Trench warfare, precision missiles and armed motorcycle units: Why the war in Ukraine looks increasingly anachronistic

Brand new HIMARS are sharing the field with World War I-style trenches and repurposed old motorcycles.
Nicholas Slayton Avatar
High Mobility Artillery Rocket Systems
A U.S. Army M142 High Mobility Artillery Rocket Systems (HIMARS) launches ordnance during RED FLAG-Alaska 21-1 at Fort Greely, Alaska, Oct. 22, 2020. (Senior Airman Beaux Hebert/U.S. Air Force)

This week the Pentagon announced it was sending even more advanced munitions to Ukraine’s military. The $400 million package strengthens its artillery capabilities, even as the war in Ukraine is increasingly looking like a conflict from the past. Despite the advanced missile systems pouring into the country, the two armies are fielding old tanks, beaten up cars mounted with new cannons and deploying tactics from the early 20th century, not the 21st. That weaponry and armor have become more important than ever since the initial Russian push failed and the war has turned into artillery slugfests and trench warfare. 

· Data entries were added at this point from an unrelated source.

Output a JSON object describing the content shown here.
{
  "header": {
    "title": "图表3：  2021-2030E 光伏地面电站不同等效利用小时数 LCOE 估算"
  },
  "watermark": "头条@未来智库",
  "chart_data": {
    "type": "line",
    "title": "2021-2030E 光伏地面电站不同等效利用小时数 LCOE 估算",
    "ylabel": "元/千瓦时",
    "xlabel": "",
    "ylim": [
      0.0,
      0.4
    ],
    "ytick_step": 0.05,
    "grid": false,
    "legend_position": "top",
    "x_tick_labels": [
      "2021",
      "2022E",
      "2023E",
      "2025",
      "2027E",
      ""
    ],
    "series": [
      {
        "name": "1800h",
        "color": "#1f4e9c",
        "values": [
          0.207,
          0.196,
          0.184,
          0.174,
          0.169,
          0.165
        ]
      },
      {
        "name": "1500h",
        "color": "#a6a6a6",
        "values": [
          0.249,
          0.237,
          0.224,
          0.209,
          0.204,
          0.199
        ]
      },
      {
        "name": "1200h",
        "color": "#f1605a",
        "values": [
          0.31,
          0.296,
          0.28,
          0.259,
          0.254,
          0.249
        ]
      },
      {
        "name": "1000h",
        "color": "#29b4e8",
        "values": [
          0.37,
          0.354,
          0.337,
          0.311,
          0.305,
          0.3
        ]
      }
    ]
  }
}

Ukraine has received a steady stream of ever-more-advanced weaponry from NATO member states. Those started with Javelin and Stinger anti-air and anti-tank missiles, to large 155mm howitzer cannons, to most recently the high mobility artillery rocket systems, or HIMARS. These have drastically increased Ukraine’s ability to meet the larger Russian army in battle. 

This past week the United States announced it was sending four more HIMARS, a 50 percent boost from eight to 12. The U.S. has stressed that the HIMARS aren’t being used to strike inside of Russia, just at Russian forces in Ukraine’s territory. The weapons were already a game changer – as the name suggests, they can fire multiple rockets in one salvo, but the platforms are also highly maneuverable allowing them to relocate and attack quickly. Ukraine quickly put them in the field once they arrived late last month.

The U.S. announcement comes with a leveling up of the country’s artillery capabilities. The Pentagon is sending 1,000 155mm rounds to Ukraine. The precision munitions will likely make for more accurate attacks on Russian formations. But depsite all of the advanced and “smart” weapons now being used, the war is increasingly “dumb.”

These high-tech additions come even as the war in Ukraine has featured much more low-tech, jerry-rigged weapons and systems. With limited resources, Ukraine’s fighters are adapting and improvising weapons platforms and mobile units. The result is several antiquated tactics and vintage equipment sharing space with modern precision targeting and brand new weapons. The War Zone reported on Ukraine fielding 1980s-era motorcycles, with soldiers firing anti-tank weapons from side cars. Old pick-up trucks have been modified into technicals, whose speed allows Ukraine to make up for Russia’s numerical advantage in tanks. 

As for Russia, it has turned to mobilizing Soviet-era T-80 tanks to make up for losses. And the war itself has moved from modern fast moving small-unit battles to large, artillery driven fights of attrition in the eastern Donbas and Luhansk regions. Heavy shelling from both sides have torn up the countryside and heavily damaged cities such as Severodonetsk. World War I-style trenches have been a fixture in the country’s east since fighting with Russian-backed separatists started in 2014. 

The U.S. didn’t say if it will send additional precision munitions or more HIMARS to Ukraine. However, given the escalation in Western artillery technology, even as the war becomes more Mad Max-ian, it seems highly plausible.